Redação
O Ministério Público de Contas (MPC) apresentou aditamento à Representação 16049/2019, em tramitação no Tribunal de Contas do Estado do Espírito, sobre possíveis irregularidades decorrentes de duas contratações sem licitação firmadas de maneira emergencial pela Prefeitura de Iúna, no exercício de 2019, para prestação de serviços de transporte escolar, as quais envolvem fraude à licitação e superfaturamento, entre outras impropriedades.
Após o detalhamento dos fatos e dos indícios de irregularidades pelo MPC, o relator do caso, conselheiro Domingos Taufner, decidiu pela admissão da representação e enviou o caso para a devida instrução por parte da área técnica da Corte de Contas, conforme decisão publicada no Diário Oficial de Contas da última segunda-feira, dia 13.
O MPC destaca que a documentação trazida inicialmente pelo controlador-geral do município e os novos documentos juntados, a partir de solicitação do órgão ministerial, permitem delinear ao menos quatro irregularidades graves, as quais podem indicar dano aos cofres públicos de aproximadamente R$ 2 milhões: ausência de planejamento e inobservância ao dever de eficiência, com reflexos no arquivamento de licitação e na criação de situação de emergência; orçamento deficiente e superfaturamento no contrato emergencial 06/2019; fraude ao procedimento licitatório 1782/2019; e infringência aos requisitos legais para a realização de duas dispensas de licitação consecutivas, com o não cumprimento do limite temporal de 180 dias previsto na Lei de Licitações.
Falta de planejamento
Para evitar o arquivamento do caso sem a devida análise, como havia proposto a área técnica do TCE-ES em manifestação apresentada nos autos, ao emitir parecer no caso, o MPC se propôs a assumir a autoria da representação e detalhou as irregularidades a serem analisadas.
Quanto à ausência de planejamento e inobservância ao dever de eficiência, com reflexos no arquivamento de licitação e na criação de situação de emergência, o órgão ministerial destaca que, ao longo do exercício de 2019, o serviço de transporte escolar no município de Iúna foi prestado em decorrência de dois contratos emergenciais firmados pela prefeitura com a empresa A G Turismo & Locação de Veículos Eireli.

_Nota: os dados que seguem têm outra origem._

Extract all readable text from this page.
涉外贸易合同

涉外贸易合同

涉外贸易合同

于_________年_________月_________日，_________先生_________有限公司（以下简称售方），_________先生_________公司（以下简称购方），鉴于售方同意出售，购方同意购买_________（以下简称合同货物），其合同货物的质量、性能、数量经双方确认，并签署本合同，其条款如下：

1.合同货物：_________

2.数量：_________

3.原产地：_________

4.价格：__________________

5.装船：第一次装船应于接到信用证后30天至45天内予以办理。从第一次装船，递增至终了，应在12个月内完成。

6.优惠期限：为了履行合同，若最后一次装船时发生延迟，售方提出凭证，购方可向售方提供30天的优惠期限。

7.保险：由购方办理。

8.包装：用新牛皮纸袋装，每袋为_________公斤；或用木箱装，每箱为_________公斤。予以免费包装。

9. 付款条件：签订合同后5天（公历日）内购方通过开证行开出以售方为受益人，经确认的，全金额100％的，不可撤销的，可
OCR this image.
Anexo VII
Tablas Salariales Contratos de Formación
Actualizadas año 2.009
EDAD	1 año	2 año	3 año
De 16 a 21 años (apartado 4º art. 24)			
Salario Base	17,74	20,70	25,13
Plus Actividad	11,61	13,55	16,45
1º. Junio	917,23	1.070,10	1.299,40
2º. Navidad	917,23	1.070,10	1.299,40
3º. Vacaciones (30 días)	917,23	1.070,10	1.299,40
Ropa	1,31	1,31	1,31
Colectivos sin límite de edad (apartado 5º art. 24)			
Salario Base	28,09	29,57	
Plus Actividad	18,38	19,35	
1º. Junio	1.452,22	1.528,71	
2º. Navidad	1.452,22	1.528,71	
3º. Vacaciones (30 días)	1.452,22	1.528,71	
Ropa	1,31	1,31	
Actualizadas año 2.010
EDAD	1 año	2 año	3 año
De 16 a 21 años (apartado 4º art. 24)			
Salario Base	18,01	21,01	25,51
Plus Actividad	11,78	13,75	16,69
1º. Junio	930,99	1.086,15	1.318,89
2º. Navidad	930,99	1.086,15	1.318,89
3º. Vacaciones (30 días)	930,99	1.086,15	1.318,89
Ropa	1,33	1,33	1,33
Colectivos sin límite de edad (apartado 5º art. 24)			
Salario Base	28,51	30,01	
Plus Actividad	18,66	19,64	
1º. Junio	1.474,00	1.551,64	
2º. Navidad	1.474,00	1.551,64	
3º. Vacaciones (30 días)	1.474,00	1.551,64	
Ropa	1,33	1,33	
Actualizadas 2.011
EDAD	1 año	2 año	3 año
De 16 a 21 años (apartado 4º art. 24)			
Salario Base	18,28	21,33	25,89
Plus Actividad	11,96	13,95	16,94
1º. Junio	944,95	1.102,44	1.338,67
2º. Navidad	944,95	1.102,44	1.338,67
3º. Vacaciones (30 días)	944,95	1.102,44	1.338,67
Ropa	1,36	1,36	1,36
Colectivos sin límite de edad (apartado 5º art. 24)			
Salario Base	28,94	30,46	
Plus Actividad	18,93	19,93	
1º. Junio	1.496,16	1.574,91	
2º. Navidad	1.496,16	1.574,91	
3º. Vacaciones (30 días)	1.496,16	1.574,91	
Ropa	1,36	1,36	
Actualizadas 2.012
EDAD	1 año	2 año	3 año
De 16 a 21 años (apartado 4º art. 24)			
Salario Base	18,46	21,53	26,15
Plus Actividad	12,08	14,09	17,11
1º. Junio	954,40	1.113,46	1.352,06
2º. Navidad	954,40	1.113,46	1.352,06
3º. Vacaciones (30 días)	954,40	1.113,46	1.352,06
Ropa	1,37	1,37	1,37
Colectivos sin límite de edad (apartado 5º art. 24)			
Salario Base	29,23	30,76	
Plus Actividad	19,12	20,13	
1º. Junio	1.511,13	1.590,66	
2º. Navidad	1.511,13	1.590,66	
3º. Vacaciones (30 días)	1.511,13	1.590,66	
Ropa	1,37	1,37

A situação poderia ter sido evitada pelo gestor, se tivesse prorrogado o contrato administrativo 68/2016, relativo ao Pregão Presencial 15/2016, celebrado com a mesma empresa, pois ele ficou vigente por 29 meses, mas poderia chegar a 60 meses, por se tratar de serviço contínuo.
No entanto, optou-se, sem justificativa, conforme assegurado pelo atual prefeito do município, Romário Batista Vieira, pela não prorrogação do contrato 68/2016 para vigência no ano de 2019. Em resposta ao ofício do MPC, ele afirma que a Secretaria de Educação de Iúna tinha ciência do vencimento do referido contrato e relata a tramitação do procedimento interno da prefeitura visando à instauração de processo licitatório para a contratação de serviços de transporte escolar, iniciado em dezembro de 2018, suspenso em janeiro de 2019 e arquivado definitivamente em março de 2019.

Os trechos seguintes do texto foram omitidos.